Russia offers START extension, US welcomes

New Delhi (NVI): The US and Russia are all set to take forward their last arms control pact for one year which calls for freezing the number of nuclear warheads for the given time  duration, as Washington has welcomed Moscow’s offer in this regard.

The US has welcomed a proposal by Russia to extend the agreement, days after the fate of the nuclear pact between the two most powerful countries in the world went into limbo.

US State Department spokeswoman Morgan Ortagus welcomed the Russian offer and said the US is ready to make a quick agreement.

“We appreciate the Russian Federation’s willingness to make progress on the issue of nuclear arms control,” Ortagus said in a statement. “The United States is prepared to meet immediately to finalize a verifiable agreement. We expect Russia to empower its diplomats to do the same,” she added.

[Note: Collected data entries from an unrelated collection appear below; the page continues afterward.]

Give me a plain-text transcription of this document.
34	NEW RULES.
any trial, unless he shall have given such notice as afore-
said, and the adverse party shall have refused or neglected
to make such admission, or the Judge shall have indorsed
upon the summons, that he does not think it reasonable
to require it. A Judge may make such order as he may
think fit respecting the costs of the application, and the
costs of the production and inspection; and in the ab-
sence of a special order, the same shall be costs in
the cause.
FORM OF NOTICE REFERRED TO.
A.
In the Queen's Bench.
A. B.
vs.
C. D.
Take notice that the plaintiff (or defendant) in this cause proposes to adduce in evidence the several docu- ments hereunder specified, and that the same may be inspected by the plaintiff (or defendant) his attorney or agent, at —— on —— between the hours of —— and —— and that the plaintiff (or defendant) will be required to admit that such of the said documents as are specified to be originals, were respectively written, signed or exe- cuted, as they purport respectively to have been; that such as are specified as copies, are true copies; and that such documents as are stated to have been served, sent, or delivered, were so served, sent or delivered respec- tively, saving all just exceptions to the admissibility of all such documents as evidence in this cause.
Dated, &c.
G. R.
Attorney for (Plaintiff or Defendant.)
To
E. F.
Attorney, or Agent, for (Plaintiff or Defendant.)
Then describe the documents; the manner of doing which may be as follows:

In a statement issued yesterday, Russia said that it is ready to accept the US proposal to extend the New START Treaty for one year if Washington agrees to put forward no additional demands.

“Russia offers to extend the New START Treaty for one year and meanwhile is ready to jointly with the US undertake a political commitment to “freeze” for the above-mentioned period the number of nuclear warheads that each side possesses. This position of ours may be implemented only and exclusively on the premise that “freezing” of warheads will not be accompanied by any additional demands on the part of the United States,” the Russian Foreign Ministry said in its statement yesterday.

“Were this approach be acceptable for Washington, then the time gained by the extension of the New START Treaty could be used to conduct comprehensive bilateral negotiations on the future nuclear and missile arms control that must address all factors affecting strategic stability,” the Russian Ministry said.

Earlier, both Russia and the US had rejected each other’s offers regarding the New START treaty that expires in February.

The United States had last week rejected a Russian offer to unconditionally extend the pact for one year. It had conveyed that any proposal that did not envisage freezing all nuclear warheads – both strategic and tactical – was a “non-starter”.

The New START treaty was signed in 2010 by then US President Barack Obama and Russian President Dmitry Medvedev.

If the extension of the pact takes place successfully, then it will be a good sign for the strained relationship between the two countries. If it fails, then the main pillar maintaining the nuclear balance between them would collapse.